Suite au choc de la guerre en Ukraine, elle s’est retrouvée désarmée et vulnérable. L’UE a été fondée pour la réconciliation franco-allemande, sur l’idée qu’on faisait la paix par le droit et le marché. C’est cette idée qui est aujourd’hui prise à revers par l‘état du monde. Devoir renverser le logiciel européen pour fabriquer de la souveraineté et de la sécurité ne va pas de soi, c’est même très difficile. Côté extérieur, la seule réponse possible a donc été l’appel massif à l’OTAN et aux USA. Quant au Moyen-Orient, aujourd’hui, on se retrouve un peu sur l’idée de couloir humanitaire, mais auparavant, c’était la cacophonie. Il faut pourtant rappeler que la politique étrangère de l’Europe est née en 1980 avec la déclaration de Venise, précisément à propos du conflit israélo-palestinien. A l’intérieur, on se déchire sur l’immigration et la manière de réguler les flux.

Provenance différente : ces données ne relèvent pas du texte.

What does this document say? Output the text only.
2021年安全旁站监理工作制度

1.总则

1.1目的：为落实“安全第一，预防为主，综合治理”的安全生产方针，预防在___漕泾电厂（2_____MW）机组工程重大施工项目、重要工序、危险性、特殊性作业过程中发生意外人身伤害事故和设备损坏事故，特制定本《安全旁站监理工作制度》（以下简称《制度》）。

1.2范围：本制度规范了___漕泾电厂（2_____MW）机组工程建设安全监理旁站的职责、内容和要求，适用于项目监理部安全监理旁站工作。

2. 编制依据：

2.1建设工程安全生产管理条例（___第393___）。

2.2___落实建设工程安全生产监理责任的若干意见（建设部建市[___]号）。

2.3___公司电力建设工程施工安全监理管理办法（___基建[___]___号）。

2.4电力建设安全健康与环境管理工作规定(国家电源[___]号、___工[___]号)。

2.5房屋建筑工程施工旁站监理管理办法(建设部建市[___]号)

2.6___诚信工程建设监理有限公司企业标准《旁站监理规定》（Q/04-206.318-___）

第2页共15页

La seule réponse à ce problème de sécurité aujourd’hui, si l’on réfléchit stratégiquement, c’est l’élargissement. Mais l’élargissement ne règle pas le problème de ce qu’on veut faire. On bute toujours sur les mêmes trois modèles européens. Le premier, qui avait plutôt bien fonctionné, était celui du marché, conjoint à la garantie de sécurité des Etats-Unis. Compte tenu des évolutions, ce modèle devient intenable, il faut beaucoup plus d’autonomie. Le deuxième modèle, c’était le pont entre l’Orient et l’Occident. Mais l’implosion du monde, avec la montée du ressentiment du « Sud global », semble l’avoir rendu caduque. Il ne reste plus qu’un modèle : la montée d’une Europe-puissance. Il a été porté par la France, mais est aujourd’hui discrédité. Par la faiblesse de la France et l’incohérence de sa diplomatie d’abord, et puis par le fait que la majorité des pays européens le récusent. Il est pourtant la seule manière de réorganiser la sécurité intérieure dans le cadre de l’Etat de droit, et de mettre en place une politique de sécurité souveraine, même si elle est toujours articulée aux Etats-Unis.

Lucile Schmid :
Nicolas a raison de rappeler qu’en matière de construction d’une sécurité européenne, nous ne sommes même pas au milieu du gué. Nous sommes effectivement depuis longtemps dans une forme de déni. Dès les débuts de l’UE, il a été question d’une Communauté européenne de Défense, dont le traité de Maastricht a dessiné les premiers rudiments. Josep Borrell, le responsable européen des questions de sécurité et des Affaires étrangères, rappelait récemment dans un texte très intéressant que c’est sans doute sur ces sujets de souveraineté et de défense que le fossé entre le discours et les actes est le plus large.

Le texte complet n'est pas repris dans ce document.